La collaboration entre scientifiques et enseignants s'impose progressivement comme la nouvelle norme en recherche en neurosciences de l'éducation. Partant du constat que les enseignants sont les mieux placés pour intégrer les résultats de la recherche à leurs pratiques pédagogiques, on observe un intérêt croissant pour la participation des élèves à la création et à l'application de recherches liées à leurs apprentissages.

au sein de la neurosciences éducatives Au sein de la communauté, nous parlons souvent de l'importance de communication et la collaboration entre chercheurs et enseignants. On constate aujourd'hui une prise de conscience croissante de l'importance d'impliquer les élèves dans le processus de recherche, au-delà de leur simple rôle de participants aux expériences. Si les enseignants sont idéalement placés pour appliquer les sciences de l'apprentissage à leur enseignement, les élèves sont également idéalement placés pour les appliquer à leurs propres études.

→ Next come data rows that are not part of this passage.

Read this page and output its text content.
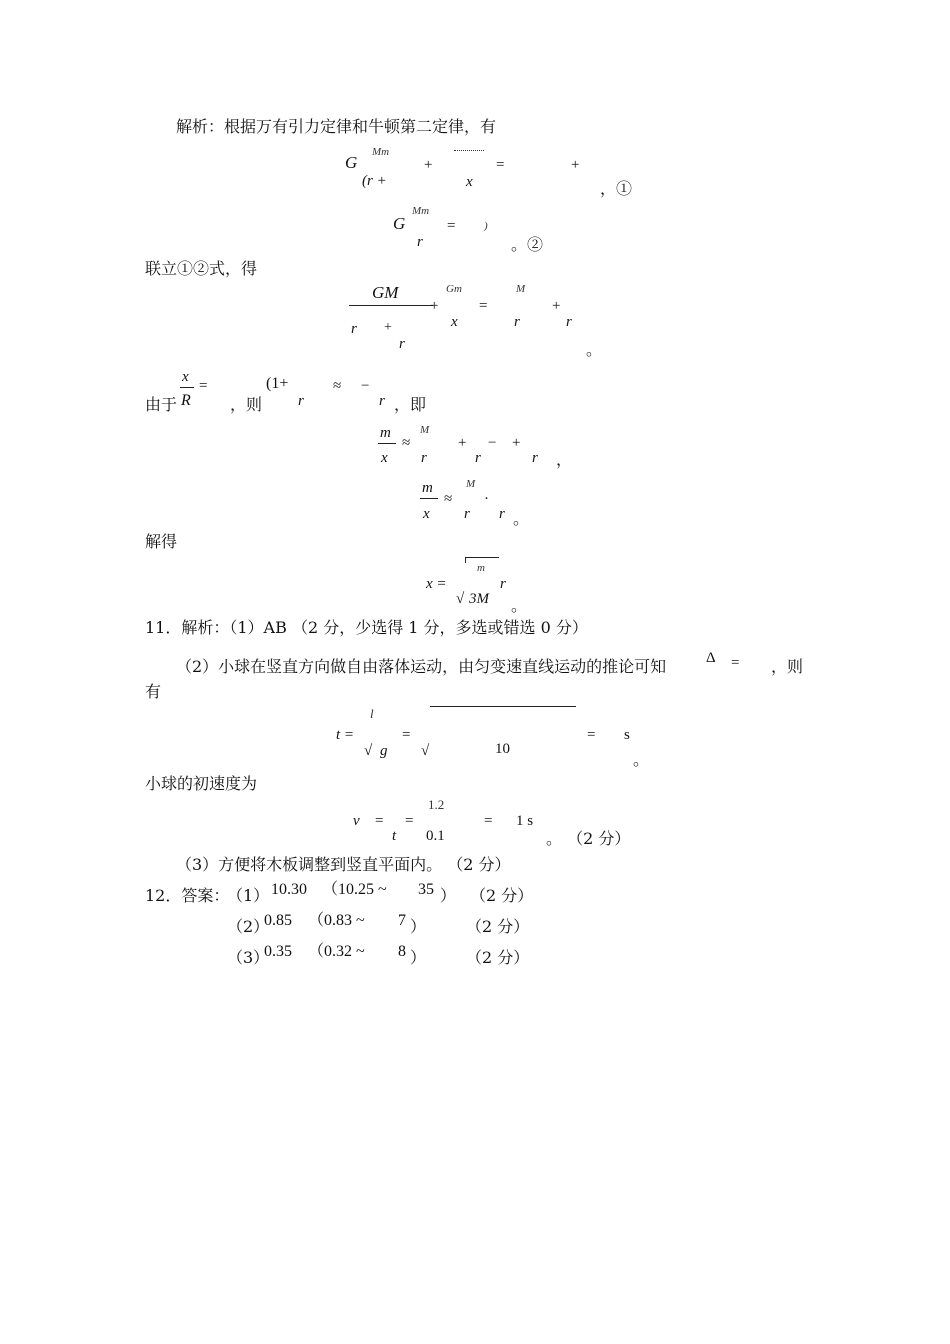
解析：根据万有引力定律和牛顿第二定律，有
G
Mm
(r +
+
x
=	+
，①
G
Mm
r
=	)
。②
联立①②式，得
GM
r +
r
+
Gm
x
=
M
r
+
r
。
由于
x
R
=
，则
(1+
r
≈ −
r ，即
m
x
≈
M
r
+
r
− +
r ，
m
x
≈
M
r
·
r 。
解得
x =
m
r
√ 3M 。
11．解析：（1）AB （2 分，少选得 1 分，多选或错选 0 分）
（2）小球在竖直方向做自由落体运动，由匀变速直线运动的推论可知	Δ = ，则
有
t =
l
√ g
=
√	10
= s
。
小球的初速度为
v =
t
=
1.2
0.1
= 1 s
。 （2 分）
（3）方便将木板调整到竖直平面内。 （2 分）
12．答案：
（1） 10.30 （10.25 ~ 35 ） （2 分）
（2）
0.85 （0.83 ~ 7 ） （2 分）
（3）
0.35 （0.32 ~ 8 ） （2 分）
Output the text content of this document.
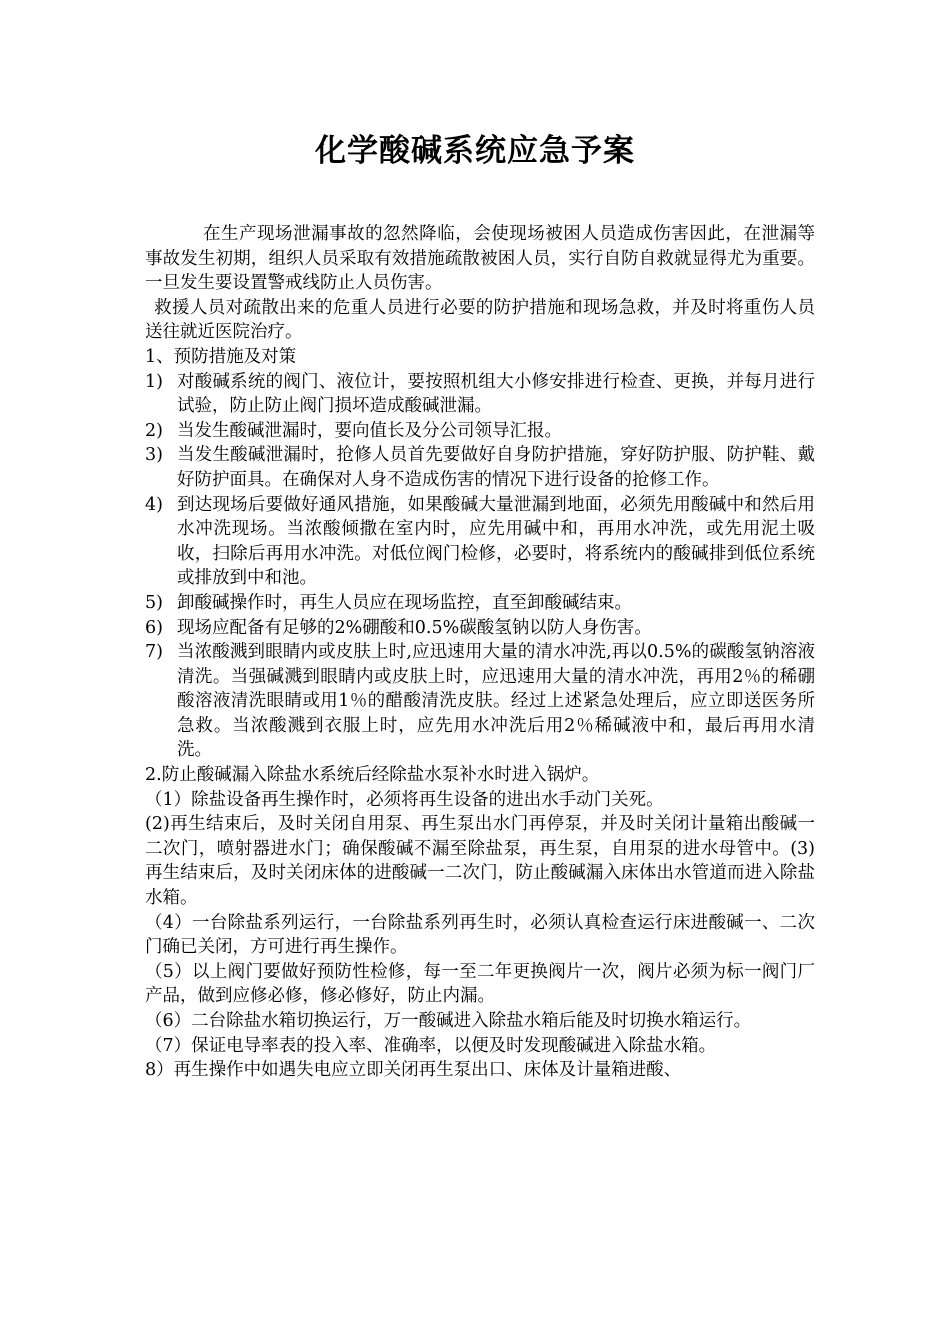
化学酸碱系统应急予案

在生产现场泄漏事故的忽然降临，会使现场被困人员造成伤害因此，在泄漏等事故发生初期，组织人员采取有效措施疏散被困人员，实行自防自救就显得尤为重要。一旦发生要设置警戒线防止人员伤害。

 救援人员对疏散出来的危重人员进行必要的防护措施和现场急救，并及时将重伤人员送往就近医院治疗。

1、预防措施及对策

1) 对酸碱系统的阀门、液位计，要按照机组大小修安排进行检查、更换，并每月进行试验，防止防止阀门损坏造成酸碱泄漏。
2) 当发生酸碱泄漏时，要向值长及分公司领导汇报。
3) 当发生酸碱泄漏时，抢修人员首先要做好自身防护措施，穿好防护服、防护鞋、戴好防护面具。在确保对人身不造成伤害的情况下进行设备的抢修工作。
4) 到达现场后要做好通风措施，如果酸碱大量泄漏到地面，必须先用酸碱中和然后用水冲洗现场。当浓酸倾撒在室内时，应先用碱中和，再用水冲洗，或先用泥土吸收，扫除后再用水冲洗。对低位阀门检修，必要时，将系统内的酸碱排到低位系统或排放到中和池。
5) 卸酸碱操作时，再生人员应在现场监控，直至卸酸碱结束。
6) 现场应配备有足够的2%硼酸和0.5%碳酸氢钠以防人身伤害。
7) 当浓酸溅到眼睛内或皮肤上时,应迅速用大量的清水冲洗,再以0.5%的碳酸氢钠溶液清洗。当强碱溅到眼睛内或皮肤上时，应迅速用大量的清水冲洗，再用2％的稀硼酸溶液清洗眼睛或用1％的醋酸清洗皮肤。经过上述紧急处理后，应立即送医务所急救。当浓酸溅到衣服上时，应先用水冲洗后用2％稀碱液中和，最后再用水清洗。

2.防止酸碱漏入除盐水系统后经除盐水泵补水时进入锅炉。

（1）除盐设备再生操作时，必须将再生设备的进出水手动门关死。

(2)再生结束后，及时关闭自用泵、再生泵出水门再停泵，并及时关闭计量箱出酸碱一二次门，喷射器进水门；确保酸碱不漏至除盐泵，再生泵，自用泵的进水母管中。(3)再生结束后，及时关闭床体的进酸碱一二次门，防止酸碱漏入床体出水管道而进入除盐水箱。

（4）一台除盐系列运行，一台除盐系列再生时，必须认真检查运行床进酸碱一、二次门确已关闭，方可进行再生操作。

（5）以上阀门要做好预防性检修，每一至二年更换阀片一次，阀片必须为标一阀门厂产品，做到应修必修，修必修好，防止内漏。

（6）二台除盐水箱切换运行，万一酸碱进入除盐水箱后能及时切换水箱运行。

（7）保证电导率表的投入率、准确率，以便及时发现酸碱进入除盐水箱。

8）再生操作中如遇失电应立即关闭再生泵出口、床体及计量箱进酸、
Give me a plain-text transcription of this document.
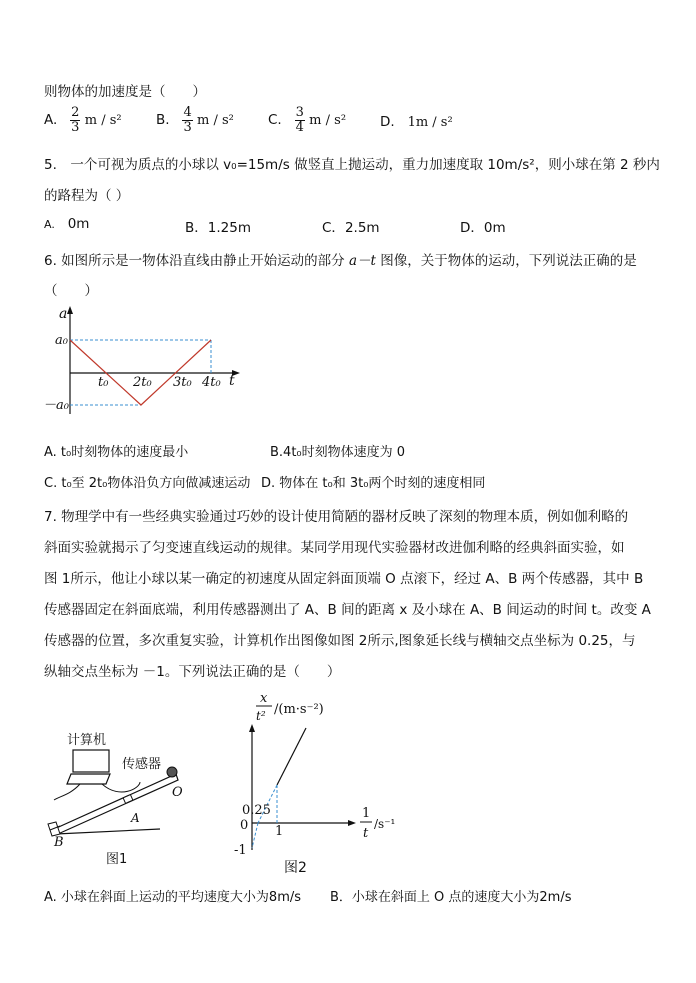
则物体的加速度是（　　）
A. $\frac{2}{3}$ m / s²	B. $\frac{4}{3}$ m / s²	C. $\frac{3}{4}$ m / s²	D. 1m / s²
5.　一个可视为质点的小球以 v₀=15m/s 做竖直上抛运动，重力加速度取 10m/s²，则小球在第 2 秒内
的路程为（ ）
A. 0m	B．1.25m	C．2.5m	D．0m
6. 如图所示是一物体沿直线由静止开始运动的部分 a－t 图像，关于物体的运动，下列说法正确的是
（　　）
a
t
a₀
－a₀
t₀ 2t₀ 3t₀ 4t₀
A. t₀时刻物体的速度最小	B.4t₀时刻物体速度为 0
C. t₀至 2t₀物体沿负方向做减速运动 D. 物体在 t₀和 3t₀两个时刻的速度相同
7. 物理学中有一些经典实验通过巧妙的设计使用简陋的器材反映了深刻的物理本质，例如伽利略的
斜面实验就揭示了匀变速直线运动的规律。某同学用现代实验器材改进伽利略的经典斜面实验，如
图 1所示，他让小球以某一确定的初速度从固定斜面顶端 O 点滚下，经过 A、B 两个传感器，其中 B
传感器固定在斜面底端，利用传感器测出了 A、B 间的距离 x 及小球在 A、B 间运动的时间 t。改变 A
传感器的位置，多次重复实验，计算机作出图像如图 2所示,图象延长线与横轴交点坐标为 0.25，与
纵轴交点坐标为 －1。下列说法正确的是（　　）
计算机
传感器
O
A
B
图1
x
t² /(m·s⁻²)
0.25
0 1
-1
1
t
/s⁻¹
图2
A. 小球在斜面上运动的平均速度大小为8m/s B．小球在斜面上 O 点的速度大小为2m/s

Des initiatives ont déjà été entreprises dans ce sens, avec de nombreux exemples d'enseignement des sciences de l'apprentissage aux élèves par le biais de livres et de ressources en ligne. Cependant, on envisage que les élèves puissent jouer un rôle plus actif. Plutôt que de recevoir passivement un enseignement sur les meilleures méthodes d'apprentissage, ils pourraient contribuer à définir la recherche. En neurosciences de l'éducation, l'objectif principal est généralement d'améliorer les résultats scolaires et, bien que cela soit important, il se peut que les élèves aient une vision différente des objectifs que devrait poursuivre la recherche.

Une collaboration entre scientifiques et étudiants pourrait déboucher sur l'élaboration d'un nouveau programme de recherche, dont les priorités seraient définies conjointement. Tandis que les scientifiques (et les enseignants) seraient sans doute désireux de comprendre les facteurs d'amélioration des résultats scolaires, les étudiants pourraient s'intéresser davantage aux techniques de gestion du stress pendant un examen, aux méthodes d'étude les plus efficaces dans un environnement bruyant à la maison, ou encore aux moyens de rendre les révisions plus agréables. L'implication des étudiants dans la recherche pourrait favoriser une approche plus globale de l'amélioration de l'éducation.

« Au lieu de se voir enseigner passivement les meilleures méthodes d’apprentissage, les étudiants pourraient contribuer à définir la recherche. »

Les parallèles entre l'implication des enseignants et celle des élèves dans la recherche ne sont pas absolus. Si les enseignants sont les experts en pédagogie, les élèves ne sont pas nécessairement les experts en apprentissage. Ils connaissent néanmoins les situations dans lesquelles ils se trouvent et les difficultés qu'ils rencontrent lorsqu'ils apprennent. La contribution des élèves peut aider les chercheurs à identifier ces facteurs et à les intégrer à leurs travaux.

Enfin, les élèves peuvent avoir d'excellentes idées sur la manière d'appliquer les découvertes en neurosciences de l'éducation. Or, il est peu probable que les enseignants et les chercheurs entendent ces idées si la principale méthode de communication scientifique aux élèves repose sur des interactions unilatérales où l'information est transmise passivement. Prendre le temps d'échanger avec les élèves sur les découvertes scientifiques peut mettre en lumière la façon dont ils peuvent les intégrer à leurs propres pratiques d'apprentissage.

« L’implication collaborative des étudiants dans la recherche peut mener à une approche plus globale pour atteindre l’objectif d’amélioration de l’éducation. »

Il sera probablement difficile de favoriser des collaborations aussi étroites entre scientifiques et étudiants. De même que trouver des participants peut s'avérer complexe, trouver des étudiants désireux de parler de leurs recherches sera sans doute encore plus difficile. Cependant, cela pourrait constituer une excellente opportunité pour enseignants-chercheurs Collaborer avec leurs propres étudiants et concevoir conjointement des recherches mutuellement bénéfiques est une perspective prometteuse pour la communauté des neurosciences de l'éducation. L'implication des étudiants dans la recherche nous permettra d'atteindre plus facilement notre objectif d'améliorer l'enseignement et l'apprentissage pour tous.